Today, new Pew Research Center data on the differences in how rich and poor families raise their children has only solidified my view that we’re becoming a two-tier society — one in which who you become depends heavily on who your parents are.

Pew’s survey found that rich parents tend to coddle their kids, creating busy after-school schedules full of soccer games and violin lessons. Working-class kids, however, are left much more to their own devices, given fewer resources and less stroking. According to Pew, that makes them more independent and closer to their parents. Yet it doesn’t help working-class youths climb the socioeconomic ladder. Once they hit their working years, they struggle just as their parents did.

Inequality and a lack of social mobility isn’t a new phenomenon. It’s always been the norm. In the wonderful 2014 book The Son Also Rises, University of California academic Gregory Clark shows that birth has accounted for about 50% of people’s success in life across nearly every country and time period. On top of that, Clark found that it takes 10 generations or more for inherited upward mobility to wear off. Even in the U.S., we’re more like the inhabitants of Downton Abbey than we would like to admit.

Why is this? Much of it has to do with education, including better schooling for rich children but also those after-school resources cited by Pew. But there’s a larger factor driving this, too: real estate. Rich kids are more likely to inherit property wealth from their parents, increasingly the fastest way up the economic ladder. Academics like Thomas Piketty have written at length about real estate’s importance in building socioeconomic oligopolies. More recently, former British financial regulator Adair Turner has made a strong case for real estate as the single biggest driving factor in our two-tier economy.

“There is something about a modern economy that is extremely real estate intensive,” Turner, author of Between Debt and the Devil, told me in a recent interview. “Living in a ‘nice’ location is a high-income want, as is good education and health care.”

These desires are what economists call “elastic” wants. They are constantly in demand, and in lieu of proper price control, their cost can and will spiral almost infinitely (unlike, say, the price of a pair of jeans, shoes, or even a car, which is somewhat bounded).

Just as rising education costs make it harder for the poor to climb the socioeconomic ladder, so too do higher real estate prices. Banks aren’t willing to extend credit to those who can’t put down 30% cash on a new home, but rising rents are making it tougher for people to save. That’s making it harder, if not impossible, for working-class (and even some middle-class) families to buy a home. As an increasing share of global wealth is held in housing, those who lack real estate fall are left behind.

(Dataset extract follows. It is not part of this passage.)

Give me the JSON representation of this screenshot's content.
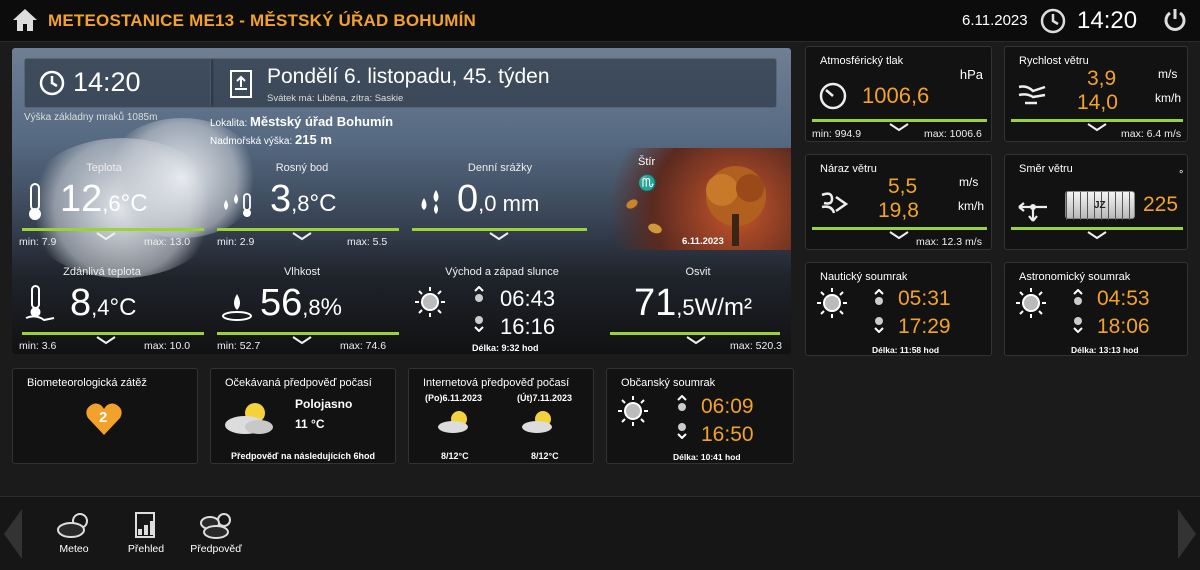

What’s the solution? The price inflation of elastic economic goods like health care, housing and education need to be constrained by smarter policies involving both the public and the private sector. In the case of real estate, some are calling for privatizing Fannie and Freddie Mac, which still underwrite about 90% of the U.S. mortgage market. But that would do nothing to fix the problem. Instead, it would create a more divisive property market, since private companies would have no impetus to create any kind of affordable housing.

The quickest fix would be tax reform that focuses on rewarding people for equity rather than debt. That means getting rid of mortgage-interest deductions that allow people to buy McMansions (and create asset-price inflation that fuels the cycle of inequality I have outlined above). When only the rich can afford property, and property makes up an increasing amount of global wealth, and a larger percentage of that wealth is kept in the family, then you really do have the makings of a new Gilded Era.